Die ersten kommerziell produzierten Materialien für die Farbfotografie kamen jedoch erst in unserem Jahrhundert auf den Markt. Es waren die sogenannten Autochrome-Platten, die von den Brüdern Lumière ab 1907 in Lyon hergestellt wurden. Das Grundprinzip beruhte auf einem feinen Raster aus durchsichtigen Partikeln (Kartoffelstärke-Körner) in Violett, Rot und Grün, die das vom Objekt reflektierte Licht passieren mußte, ehe es an die empfindliche Schicht gelangte.
Die Partikel wirkten wie kleine Farbfilter. Nach der Umkehrentwicklung entstand dann hinter diesem Raster ein Diapositiv, das aus kleinen schwarz-weißen Punkten zusammengesetzt war. Bei Projizieren oder Betrachten dieser Platten sah man ein Bild aus sehr feinen farbigen Punkten. Diese Farbaufnahmen konnte man sogar durch Farbdruck reproduzieren.
Die Autochrome-Platten konnten sich jedoch nicht durchsetzen. Sie waren sehr teuer und außerdem hatten sie eine geringe Lichtempflindlichkeit.
7. "Die neue Sachlichkeit"
Nach dem ersten Weltkrieg verlor die Kunstfotografie immer mehr an Ausstrahlung.
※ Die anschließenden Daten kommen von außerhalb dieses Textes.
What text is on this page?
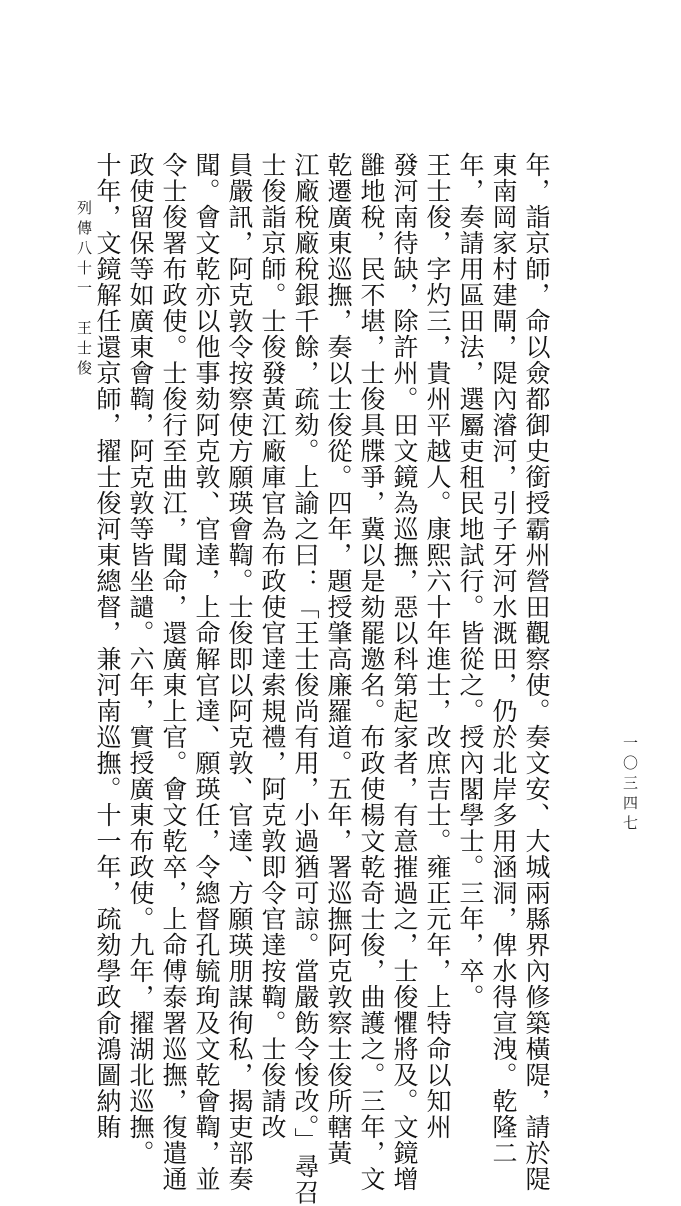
年，詣京師，命以僉都御史銜授霸州營田觀察使。奏文安、大城兩縣界內修築橫隄，請於隄
東南岡家村建閘，隄內濬河，引子牙河水溉田，仍於北岸多用涵洞，俾水得宣洩。乾隆二
年，奏請用區田法，選屬吏租民地試行。皆從之。授內閣學士。三年，卒。
王士俊，字灼三，貴州平越人。康熙六十年進士，改庶吉士。雍正元年，上特命以知州
發河南待缺，除許州。田文鏡為巡撫，惡以科第起家者，有意摧過之，士俊懼將及。文鏡增
雝地稅，民不堪，士俊具牒爭，冀以是劾罷邀名。布政使楊文乾奇士俊，曲護之。三年，文
乾遷廣東巡撫，奏以士俊從。四年，題授肇高廉羅道。五年，署巡撫阿克敦察士俊所轄黃
江廠稅廠稅銀千餘，疏劾。上諭之曰：「王士俊尚有用，小過猶可諒。當嚴飭令悛改。」尋召
士俊詣京師。士俊發黃江廠庫官為布政使官達索規禮，阿克敦即令官達按鞫。士俊請改
員嚴訊，阿克敦令按察使方願瑛會鞫。士俊即以阿克敦、官達、方願瑛朋謀徇私，揭吏部奏
聞。會文乾亦以他事劾阿克敦、官達，上命解官達、願瑛任，令總督孔毓珣及文乾會鞫，並
令士俊署布政使。士俊行至曲江，聞命，還廣東上官。會文乾卒，上命傅泰署巡撫，復遣通
政使留保等如廣東會鞫，阿克敦等皆坐譴。六年，實授廣東布政使。九年，擢湖北巡撫。
十年，文鏡解任還京師，擢士俊河東總督，兼河南巡撫。十一年，疏劾學政俞鴻圖納賄
列傳八十一　王士俊
一〇三四七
Man suchte nun die Betonung fotografischer Schärfe. Dies wurde "Neue Sachlichkeit" genannt.
Die Fotografen, die sich der "Neuen Sachlichkeit" zuwandten, konzentrierten sich in ihren Aufnahmen auf die Schärfe der Realität, wodurch sie auch die interessante Vielfalt des alltäglichen Lebens nicht mehr wahrnahmen und betonen konnten. Diese künstlerische Auffassung von Fotografie zeigte sich besonders bei Albert Renger-Patzsch.
Er begann schon früh, sich für Fotografie zu interessieren. Die Breite seiner Themen war groß und reicht von Pflanzen und Tieren, modernen Architekturen und historischen Bauwerken bis zur Fabrikanlage, Maschinen und Motoren.
Die "Neue Sachlichkeit" war auch in der fotografischen Abbildung, die für die Werbung oder für anspruchsvolle Firmenkataloge entstand, von großem Einfluß.
Karl Blossfeldt war Bildhauer und gelangte erst später zur Fotografie. Für seine Lehrtätigkeit im Fach des Planzenmodellierens an der Unterrichtsanstalt des Königlichen Kunstgewerbe-Museums in Berlin stellte er zahlreiche Aufnahmen her, die Blüten, Blätter und Samen in übernatürlicher Vergrößerung zeigten. Die Details der hervorragenden Naturarchitektur dienten nicht nur als ornamentale Vorlagen, die in abgewandelter Form Gebäude oder Skulpturen schmücken konnten, sondern auch zum besseren Verständnis der Pflanzen selbst.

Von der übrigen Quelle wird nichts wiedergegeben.